What you should notice
Two things worth watching for.
First, the model chose tools sensibly. It used weather for weather questions and calculator for arithmetic. This is not magic — the model is using the descriptions you gave it to decide. If your descriptions are unclear, the model will pick the wrong tool, or pick the right tool but with wrong arguments. A well-written tool schema is half of agent engineering.
Second, when you removed the weather tool, the model usually does one of three things: it admits it cannot answer the weather part of the question, it tries to make up plausible weather, or it asks you to provide the weather. The first behaviour is what you want from a well-behaved agent. The second is dangerous — the agent inventing facts is a failure mode we will look at in detail in Lesson 5.
What tools cannot fix
Tools are powerful but they are not a substitute for a good agent design. A few things they will not solve.
Bad reasoning. If the model picks the wrong tool, or picks the right tool but at the wrong time, more tools will not help. The fix is a clearer goal or a better model.
Bad arguments. If the model calls weather("Stockholm", "next Saturday") but your weather tool expects an ISO date, it will fail. Either fix the tool to be more lenient, or train the model with examples of the correct format.
Hallucinated tool calls. Sometimes the model invents a tool that does not exist, or uses a real tool with non-existent arguments. The framework should reject these and tell the model what went wrong, so the model can correct itself.
Privilege escalation. A tool that can send email can be used to send spam. A tool that can run code can be used to delete files. The tools you give the agent define what damage it can do. Choose carefully — and we will come back to this in Lesson 5.
Self-check
- What is a tool, in agent terms?
- Why give an LLM a calculator when it can do arithmetic anyway?
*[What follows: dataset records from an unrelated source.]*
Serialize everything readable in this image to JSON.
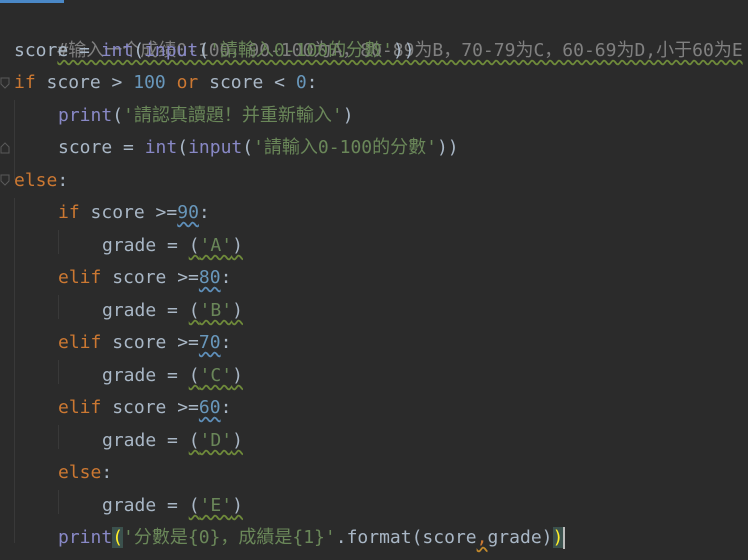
{
  "colors": {
    "background": "#2b2b2b",
    "keyword": "#cc7832",
    "number": "#6897bb",
    "string": "#6a8759",
    "builtin": "#8888c6",
    "comment": "#808080",
    "text": "#a9b7c6"
  },
  "code": {
    "l1": {
      "comment": "#输入一个成绩0-100，90-100为A，80-89为B，70-79为C，60-69为D,小于60为E"
    },
    "l2": {
      "name": "score",
      "eq": " = ",
      "int": "int",
      "p1": "(",
      "input": "input",
      "p2": "(",
      "str": "'請輸入0-100的分數'",
      "close": "))"
    },
    "l3": {
      "if": "if",
      "a": " score > ",
      "n1": "100",
      "or": "or",
      "b": " score < ",
      "n2": "0",
      "colon": ":"
    },
    "l4": {
      "print": "print",
      "open": "(",
      "str": "'請認真讀題！并重新輸入'",
      "close": ")"
    },
    "l5": {
      "name": "score",
      "eq": " = ",
      "int": "int",
      "p1": "(",
      "input": "input",
      "p2": "(",
      "str": "'請輸入0-100的分數'",
      "close": "))"
    },
    "l6": {
      "else": "else",
      "colon": ":"
    },
    "l7": {
      "if": "if",
      "a": " score >=",
      "n": "90",
      "colon": ":"
    },
    "l8": {
      "a": "grade = ",
      "p1": "(",
      "str": "'A'",
      "p2": ")"
    },
    "l9": {
      "elif": "elif",
      "a": " score >=",
      "n": "80",
      "colon": ":"
    },
    "l10": {
      "a": "grade = ",
      "p1": "(",
      "str": "'B'",
      "p2": ")"
    },
    "l11": {
      "elif": "elif",
      "a": " score >=",
      "n": "70",
      "colon": ":"
    },
    "l12": {
      "a": "grade = ",
      "p1": "(",
      "str": "'C'",
      "p2": ")"
    },
    "l13": {
      "elif": "elif",
      "a": " score >=",
      "n": "60",
      "colon": ":"
    },
    "l14": {
      "a": "grade = ",
      "p1": "(",
      "str": "'D'",
      "p2": ")"
    },
    "l15": {
      "else": "else",
      "colon": ":"
    },
    "l16": {
      "a": "grade = ",
      "p1": "(",
      "str": "'E'",
      "p2": ")"
    },
    "l17": {
      "print": "print",
      "open": "(",
      "str": "'分數是{0}，成績是{1}'",
      "fmt": ".format(score",
      "comma": ",",
      "b": "grade)",
      "close": ")"
    }
  }
}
- How does function-calling work in two sentences?
- Why is "give the agent every tool you can think of" a bad idea?
Looking ahead
So far, our agents have all been reactive: they take one action at a time, observe the result, and decide the next action. In Lesson 4 we will introduce planning — getting the agent to break a big goal into a sequence of sub-goals before it starts. This is what makes agents useful for tasks that take ten steps instead of three.